Salicylamide is metabolized in man by biotransformation to salicylamide glucuronide, salicylamide sulfate, and gentisamide glucuronide. The metabolites are quantitatively and rapidly excreted in urine. Study of the metabolism of this drug in volunteers during episodes of pyrogen-induced fever shows a significant reduction in the half-life (t½) of the excretion of the drug metabolites. The proportion of the drug transformed to its major metabolite, salicylamide glucuronide, is significantly reduced by fever, with concomitant increase in the proportion of one or both of the other metabolites. Thus, the pattern of urinary metabolites of salicylamide is altered. The shortened t½ of the metabolite excretion is probably due to increased hepatic and renal blood flow known to accompany pyrogen-induced fever. This concept was supported by the observation that when two subjects were placed in a high-temperature environmental chamber, a condition in which hepatic and renal blood flows are known to diminish, the t½ of salicylamide metabolite excretion actually increased. No simple explanation exists to explain the changed metabolite pattern noted during febrile periods. It is most likely to be due to complex interactions between the direct or indirect effects of the pyrogens and the factors affecting the hepatic biotransformation of drugs.

Despite the widespread use of pharmacological agents such as analgesics, antipyretics, antibiotics, and antimetabolites in diseases associated with fever, little is known of the effect of fever on the disposal of drugs in man. We have studied the metabolism of salicylamide in normal volunteers before and after induction of artificial fever by administration of etiocholanolone or endotoxin. Salicylamide (o-hydroxybenzamide) is an amidederivative of salicylic acid that has mild analgesic and antipyretic properties. It is rapidly absorbed from the gastrointestinal tract after oral ingestion and undergoes biotransformation primarily to its ether glucuronide and ester sulfate. A small proportion of the drug is metabolized to gentisamide glucuronide. All metabolites are rapidly eliminated by renal excretion. The metabolites are stable in urine and their assay is relatively simple. These properties, plus the absence of significant binding of the free drug to plasma proteins, make salicylamide a convenient agent in the investigation of the effect of short-term physiologic perturbations such as artificial fever on drug metabolism.

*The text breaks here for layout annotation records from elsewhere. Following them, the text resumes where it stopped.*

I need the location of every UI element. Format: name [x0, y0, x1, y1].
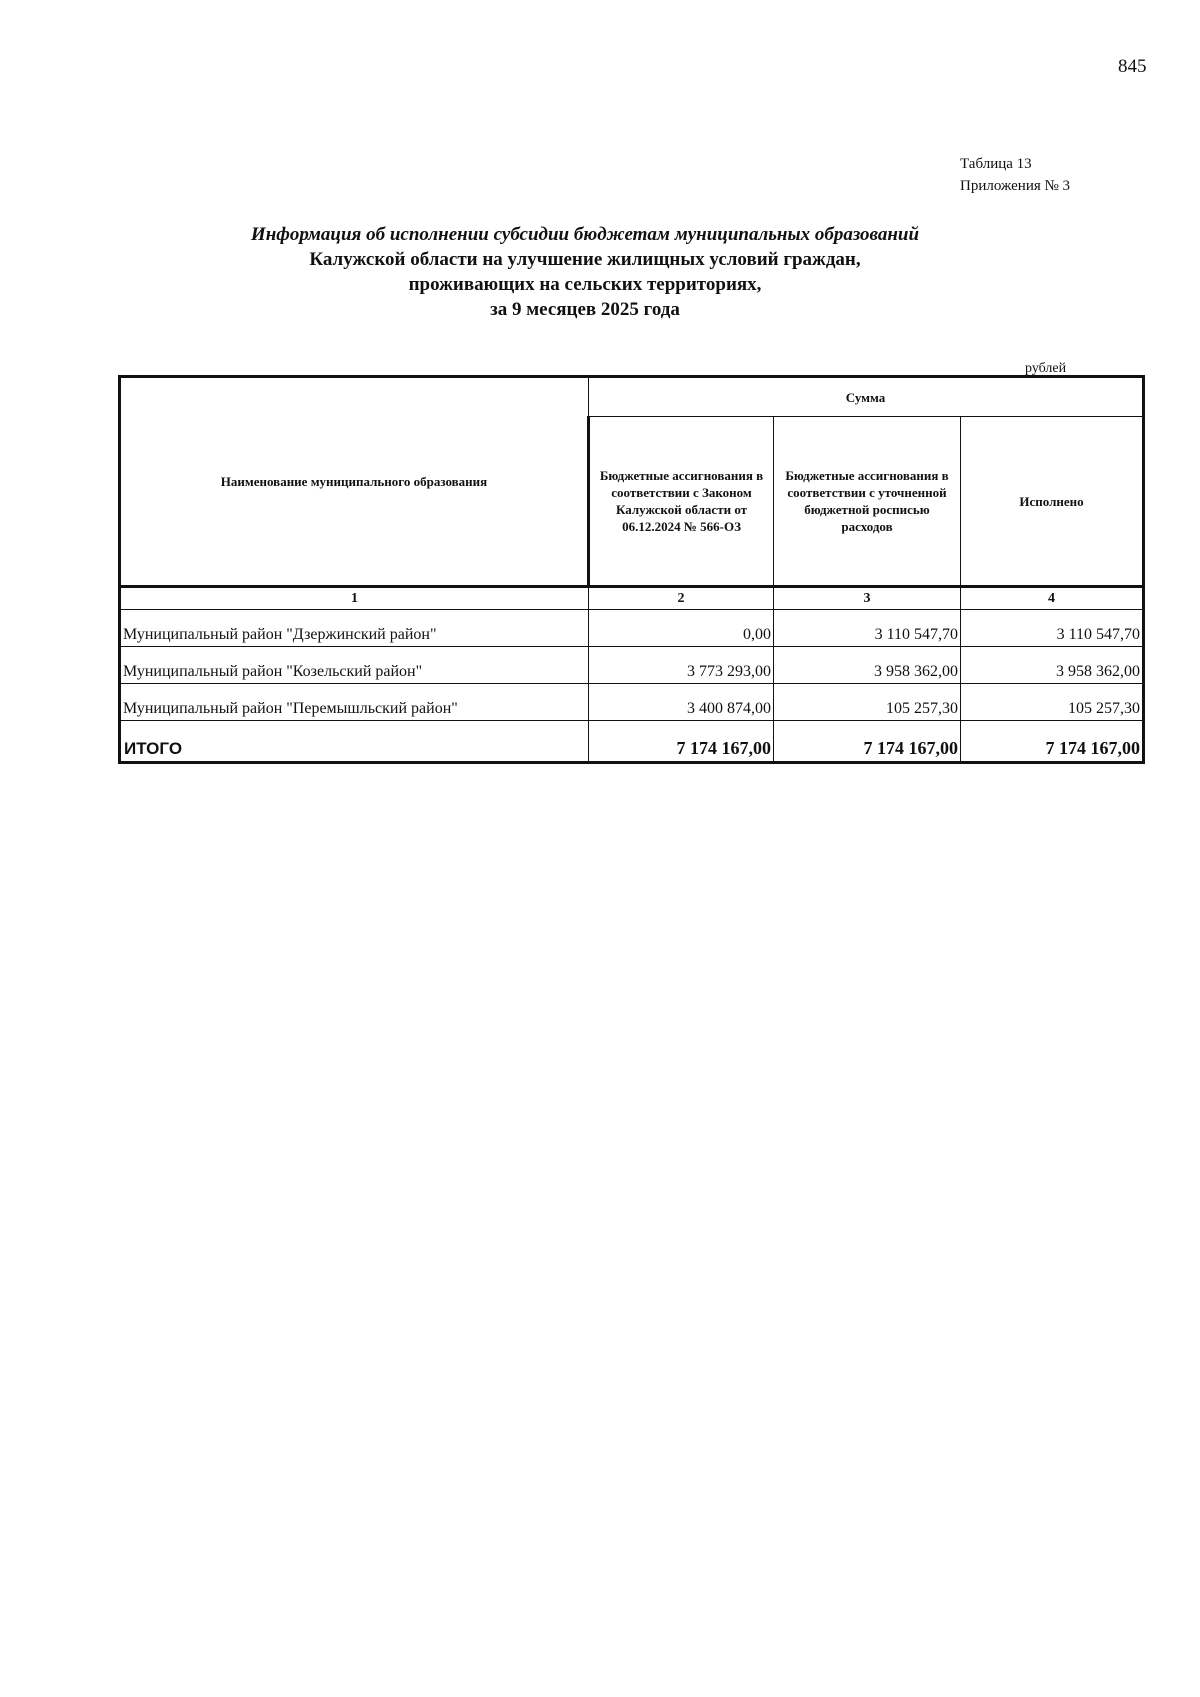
table-reference [960, 153, 1070, 197]
row-name: Муниципальный район "Козельский район" [120, 647, 589, 684]
column-number: 2 [589, 587, 774, 610]
row-col4: 3 958 362,00 [961, 647, 1144, 684]
column-number: 1 [120, 587, 589, 610]
report-table [118, 375, 1145, 764]
table-row [120, 610, 1144, 647]
document-title [150, 222, 1020, 322]
total-col4: 7 174 167,00 [961, 721, 1144, 763]
row-name: Муниципальный район "Дзержинский район" [120, 610, 589, 647]
row-col4: 105 257,30 [961, 684, 1144, 721]
total-col3: 7 174 167,00 [774, 721, 961, 763]
row-col2: 3 400 874,00 [589, 684, 774, 721]
row-col3: 3 110 547,70 [774, 610, 961, 647]
page-number: 845 [1118, 56, 1147, 77]
title-line-2: Калужской области на улучшение жилищных условий граждан, [309, 249, 861, 270]
header-name: Наименование муниципального образования [120, 377, 589, 587]
header-col4: Исполнено [961, 417, 1144, 587]
column-number: 4 [961, 587, 1144, 610]
header-row-1 [120, 377, 1144, 417]
title-line-1: Информация об исполнении субсидии бюджетам муниципальных образований [250, 224, 920, 245]
header-sum: Сумма [589, 377, 1144, 417]
row-col4: 3 110 547,70 [961, 610, 1144, 647]
total-label: ИТОГО [120, 721, 589, 763]
header-col2: Бюджетные ассигнования в соответствии с Законом Калужской области от 06.12.2024 № 566-ОЗ [589, 417, 774, 587]
units-label: рублей [1025, 361, 1067, 376]
table-reference-line2: Приложения № 3 [960, 178, 1071, 194]
header-col3: Бюджетные ассигнования в соответствии с уточненной бюджетной росписью расходов [774, 417, 961, 587]
row-col3: 3 958 362,00 [774, 647, 961, 684]
column-number-row [120, 587, 1144, 610]
table-row [120, 647, 1144, 684]
row-name: Муниципальный район "Перемышльский район" [120, 684, 589, 721]
title-line-4: за 9 месяцев 2025 года [490, 299, 680, 320]
row-col2: 3 773 293,00 [589, 647, 774, 684]
column-number: 3 [774, 587, 961, 610]
row-col3: 105 257,30 [774, 684, 961, 721]
table-row [120, 684, 1144, 721]
row-col2: 0,00 [589, 610, 774, 647]
title-line-3: проживающих на сельских территориях, [408, 274, 762, 295]
total-row [120, 721, 1144, 763]
table-reference-line1: Таблица 13 [960, 156, 1032, 172]
total-col2: 7 174 167,00 [589, 721, 774, 763]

The method used in these studies is based on a procedure developed and extensively employed by Vesell and his coworkers in which each normal volunteer serves as his own control so that the rate of decay of a test drug is determined in each individual both before and after the introduction of some form of treatment. For example, using antipyrine half-lives in the plasma of identical and fraternal twins before and after treatment for 2 wk with phenobarbital, Vesell and Page demonstrated that large differences among normal subjects in phenobarbital-induced reduction of plasma anti-' pyrine half-life were under very rigid genetic control. The method was later used to establish that the following drugs, administered in commonly employed doses for a given time, prolonged the metabolism of other therapeutic agents: nortriptyline, allopurinol, disulfiram, and L-dopa. Ethanol was shown to accelerate the metabolism of antipyrine.